Chapter 3 Development

1958

→

1988

Section 1. Expanding the Building Management Business

5. The Acquisition of the Midosuji Daibiru Building

On March 28, 1975, our company acquired the Osaka Branch Office building belonging to Toyo Kogyo Co., Ltd. (now Mazda Motor Corporation) at 5-5 Minamikyuhoji-machi, Higashi-ku, Osaka (now 4-1-2 Minamikyuhoji-machi, Chuo-ku, Osaka) and renamed it the Midosuji Osaka Building (later the Midosuji Daibiru Building).

Having long considered expanding onto Midosuji, the main street of Osaka, our company decided to acquire this building after noting its usage value and potential due to its location on the northwest corner of the intersection between Midosuji and Minamikyuhoji-dori.

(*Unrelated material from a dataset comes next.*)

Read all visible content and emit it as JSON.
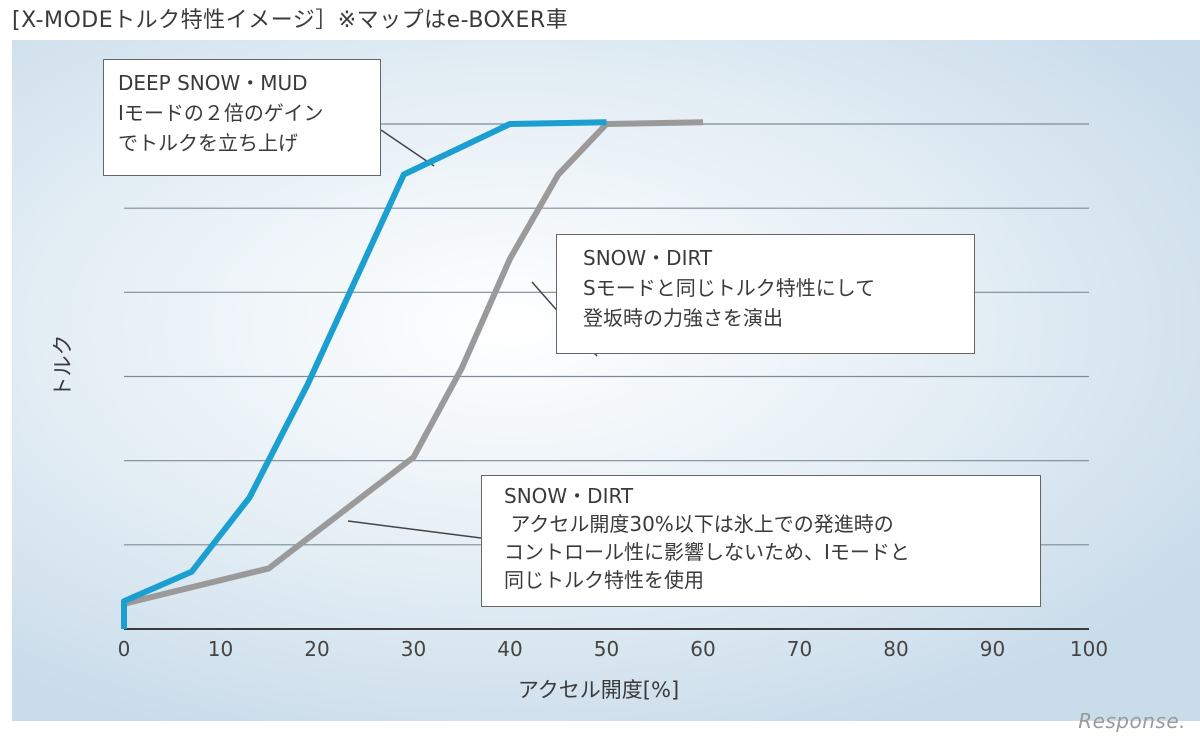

The property was 1,577 m2 in area. The building occupied 1,372 m2 with a total floor area of 13,399 m2. It was a steel-frame reinforced concrete structure with eight aboveground floors, three underground floors, and three penthouse floors. Its construction, completed in 1964, was supervised by Shiratsuchi Kenchiku Sekkei Jimusho and designed and constructed by Takenaka Corporation. The exterior consisted of mainly stainless steel unit panels and curtain walls that produced a fresh, innovative look. It blended well with ginkgo-lined Midosuji and had been awarded at the 7th BCS Prize awards in 1966. It was an essential part of Osaka’s urban landscape, well-suited to the city’s cosmopolitan character.

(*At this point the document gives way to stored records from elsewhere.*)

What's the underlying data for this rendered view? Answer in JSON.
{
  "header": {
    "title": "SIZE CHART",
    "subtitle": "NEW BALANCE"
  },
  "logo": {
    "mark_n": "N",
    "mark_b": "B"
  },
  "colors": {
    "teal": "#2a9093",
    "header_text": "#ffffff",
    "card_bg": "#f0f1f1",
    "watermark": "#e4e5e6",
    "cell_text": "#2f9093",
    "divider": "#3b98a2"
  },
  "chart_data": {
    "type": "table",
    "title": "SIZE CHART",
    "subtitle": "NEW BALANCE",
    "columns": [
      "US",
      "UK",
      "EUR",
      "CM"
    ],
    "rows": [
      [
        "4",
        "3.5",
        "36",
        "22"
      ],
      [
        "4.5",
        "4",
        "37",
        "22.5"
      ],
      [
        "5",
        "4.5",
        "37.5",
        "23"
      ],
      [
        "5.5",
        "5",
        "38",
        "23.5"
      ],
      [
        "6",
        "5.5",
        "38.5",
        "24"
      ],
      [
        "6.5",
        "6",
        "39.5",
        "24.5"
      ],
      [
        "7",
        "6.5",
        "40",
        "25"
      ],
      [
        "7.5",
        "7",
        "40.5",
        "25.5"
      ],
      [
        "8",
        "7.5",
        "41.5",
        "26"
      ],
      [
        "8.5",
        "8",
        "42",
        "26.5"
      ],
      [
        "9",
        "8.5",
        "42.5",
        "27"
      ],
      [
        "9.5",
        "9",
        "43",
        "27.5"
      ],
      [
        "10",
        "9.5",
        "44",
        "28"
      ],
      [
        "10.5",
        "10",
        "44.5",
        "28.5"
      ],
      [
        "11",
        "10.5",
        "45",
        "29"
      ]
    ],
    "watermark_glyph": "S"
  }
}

  • View of the entire Midosuji Daibiru Building

However, because the building had been used as the center of operations for an automobile manufacturer, it was not in a usable condition as a rental office building at the time of purchase, so the company undertook renovations. The main modifications included converting the first and second floors, which had been used as a showroom, a terrace, and conference rooms, into rental offices; adding a new dedicated entrance on the southeast corner of the first floor facing Midosuji, separate from the main entrance; and converting the eighth floor, which had been used as an auditorium and conference hall, into generic office space. The company commissioned Obayashi Corporation to do the construction work, which began in mid-April 1975 and was completed in early November 1976. The acquisition of the building and property cost 3.61 billion yen, and 314 million yen was spent on renovations.

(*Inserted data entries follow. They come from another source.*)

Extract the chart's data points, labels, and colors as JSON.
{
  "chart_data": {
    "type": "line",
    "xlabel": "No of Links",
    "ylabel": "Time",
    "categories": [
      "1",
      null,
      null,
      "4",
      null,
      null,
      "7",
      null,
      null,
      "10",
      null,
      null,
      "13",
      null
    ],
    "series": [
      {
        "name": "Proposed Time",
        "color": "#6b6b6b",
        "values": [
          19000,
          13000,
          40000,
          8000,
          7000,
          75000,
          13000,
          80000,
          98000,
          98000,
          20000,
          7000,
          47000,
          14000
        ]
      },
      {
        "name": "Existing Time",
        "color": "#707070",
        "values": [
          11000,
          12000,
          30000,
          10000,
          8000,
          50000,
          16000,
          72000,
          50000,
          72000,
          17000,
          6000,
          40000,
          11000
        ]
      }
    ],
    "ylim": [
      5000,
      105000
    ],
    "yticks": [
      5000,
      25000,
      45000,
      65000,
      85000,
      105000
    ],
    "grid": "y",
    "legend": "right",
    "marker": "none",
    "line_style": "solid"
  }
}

The Midosuji Daibiru Building was our company’s first property acquisition, so we were mostly inexperienced when it came to preparing an acquired building for opening and then operating it. When it first opened, the only tenant that stayed on was the Osaka Branch of Toyo Kogyo on the fifth floor, but the building gradually gained tenants, and by the end of March 1978, the third year of operations, the occupancy rate had reached 80.2%. This was our first time outsourcing all administrative operations, including cleaning, facility management, security management, and in-building services to an affiliate company, Kansai Tatemono Kanri.

The second underground floor of Midosuji Daibiru Building was extensively renovated in 1989, and air conditioning upgrades and other renovations were carried out in 1996.